Credit: Harlow and Ooguri
A new study by a pair of researchers in the US and Japan has found that, when gravity is combined with quantum mechanics, symmetry is not possible.
“Many physicists believe that there must a beautiful set of laws in Nature and that one way to quantify the beauty is by symmetry. Some of the symmetries may be hidden in our world, but they should manifest themselves if we look at Nature at a more fundamental level. We showed that this expectation is wrong once we take into account the gravity,” said Hirosi Ooguri, Director of the Kavli Institute for the Physics and Mathematics of the Universe, and one of the paper authors.

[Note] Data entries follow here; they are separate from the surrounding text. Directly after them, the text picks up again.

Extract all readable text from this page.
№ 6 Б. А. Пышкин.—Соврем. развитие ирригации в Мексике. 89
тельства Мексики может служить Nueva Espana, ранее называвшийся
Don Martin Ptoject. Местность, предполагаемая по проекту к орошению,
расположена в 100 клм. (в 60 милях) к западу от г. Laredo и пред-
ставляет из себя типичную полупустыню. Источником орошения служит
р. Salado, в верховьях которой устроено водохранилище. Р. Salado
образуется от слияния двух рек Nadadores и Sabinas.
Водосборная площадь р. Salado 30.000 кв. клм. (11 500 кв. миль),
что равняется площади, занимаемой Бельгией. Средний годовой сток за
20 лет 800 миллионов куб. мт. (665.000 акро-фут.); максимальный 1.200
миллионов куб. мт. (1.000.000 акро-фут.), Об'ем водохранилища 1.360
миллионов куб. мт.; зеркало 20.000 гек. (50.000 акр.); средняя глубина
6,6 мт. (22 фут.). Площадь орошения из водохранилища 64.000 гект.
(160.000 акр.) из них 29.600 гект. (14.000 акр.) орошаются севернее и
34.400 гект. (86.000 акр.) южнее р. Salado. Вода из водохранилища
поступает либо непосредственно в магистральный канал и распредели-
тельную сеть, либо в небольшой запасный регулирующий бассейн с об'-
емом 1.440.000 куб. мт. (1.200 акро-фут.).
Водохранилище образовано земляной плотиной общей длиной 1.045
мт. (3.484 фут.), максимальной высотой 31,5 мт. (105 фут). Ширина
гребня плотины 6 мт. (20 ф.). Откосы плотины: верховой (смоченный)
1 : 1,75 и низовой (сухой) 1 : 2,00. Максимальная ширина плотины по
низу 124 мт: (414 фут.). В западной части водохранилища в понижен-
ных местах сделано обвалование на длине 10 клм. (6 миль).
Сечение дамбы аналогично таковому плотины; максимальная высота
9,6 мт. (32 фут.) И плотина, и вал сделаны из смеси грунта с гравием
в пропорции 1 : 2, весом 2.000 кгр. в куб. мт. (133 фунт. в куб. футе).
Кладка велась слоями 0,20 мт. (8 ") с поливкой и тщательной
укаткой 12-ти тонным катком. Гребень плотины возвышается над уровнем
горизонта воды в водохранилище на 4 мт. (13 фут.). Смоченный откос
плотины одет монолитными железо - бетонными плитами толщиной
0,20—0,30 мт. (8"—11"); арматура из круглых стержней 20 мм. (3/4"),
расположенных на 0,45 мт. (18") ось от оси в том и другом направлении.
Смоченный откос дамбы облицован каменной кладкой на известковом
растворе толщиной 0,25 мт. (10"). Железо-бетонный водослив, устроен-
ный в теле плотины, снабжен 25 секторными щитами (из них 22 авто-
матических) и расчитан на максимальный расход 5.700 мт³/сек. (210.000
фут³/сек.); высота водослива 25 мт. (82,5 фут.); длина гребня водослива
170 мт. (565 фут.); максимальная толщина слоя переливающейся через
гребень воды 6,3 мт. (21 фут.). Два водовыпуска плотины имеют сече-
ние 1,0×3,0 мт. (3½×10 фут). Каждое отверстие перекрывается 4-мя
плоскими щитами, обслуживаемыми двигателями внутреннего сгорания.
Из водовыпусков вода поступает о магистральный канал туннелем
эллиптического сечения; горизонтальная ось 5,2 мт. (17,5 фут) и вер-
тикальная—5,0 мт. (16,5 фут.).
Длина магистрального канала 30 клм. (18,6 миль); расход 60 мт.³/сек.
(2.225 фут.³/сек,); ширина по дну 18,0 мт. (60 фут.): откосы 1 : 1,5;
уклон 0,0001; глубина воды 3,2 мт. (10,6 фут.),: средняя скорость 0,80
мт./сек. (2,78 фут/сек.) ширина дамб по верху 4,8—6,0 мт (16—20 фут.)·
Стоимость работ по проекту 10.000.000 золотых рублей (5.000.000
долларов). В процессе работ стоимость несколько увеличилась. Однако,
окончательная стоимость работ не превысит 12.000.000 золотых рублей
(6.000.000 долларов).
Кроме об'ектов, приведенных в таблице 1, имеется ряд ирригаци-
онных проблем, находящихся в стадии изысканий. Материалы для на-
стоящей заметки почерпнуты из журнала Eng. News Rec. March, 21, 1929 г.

There are four kinds of fundamental forces in Nature: electromagnetism, strong force, weak force, and gravity. Of the four, the gravity is the only one still unexplainable at the quantum level. Researchers believe the holographic principle is an important hint to combine the gravity and quantum mechanics successfully.
A hologram makes three-dimensional images pop out from a two-dimensional screen. Similarly, the holographic principle allows physicists to study gravitational systems by projecting them on a boundary that surrounds the entire Universe. The AdS/CFT (anti-de Sitter/conformal field theory) correspondence, developed in the late 1990s by Juan Maldacena, has been particularly useful because it gives a precise mathematical definition of the holographic principle.
In the paper published on May 17, Ooguri and Daniel Harlow, Assistant Professor at Massachusetts Institute of Technology, proved that symmetry is not possible in a gravitational theory if it obeys the holographic principle.
Previous work by Harlow and others had found a precise mathematical analogy between the holographic principle and quantum error correcting codes, which protects information in a quantum computer. In the new paper, Ooguri and Harlow showed such quantum error correcting codes are not compatible with any symmetry, meaning that symmetry would not be possible in quantum gravity.
Their result has several important consequences. In particular, it predicts that the protons are stable against decaying into other elementary particles, and that magnetic monopoles exist.
Details of their study were published in Physical Review Letters on May 17 and selected for Editor’s Suggestion “due to its particular importance, innovation, and broad appeal.”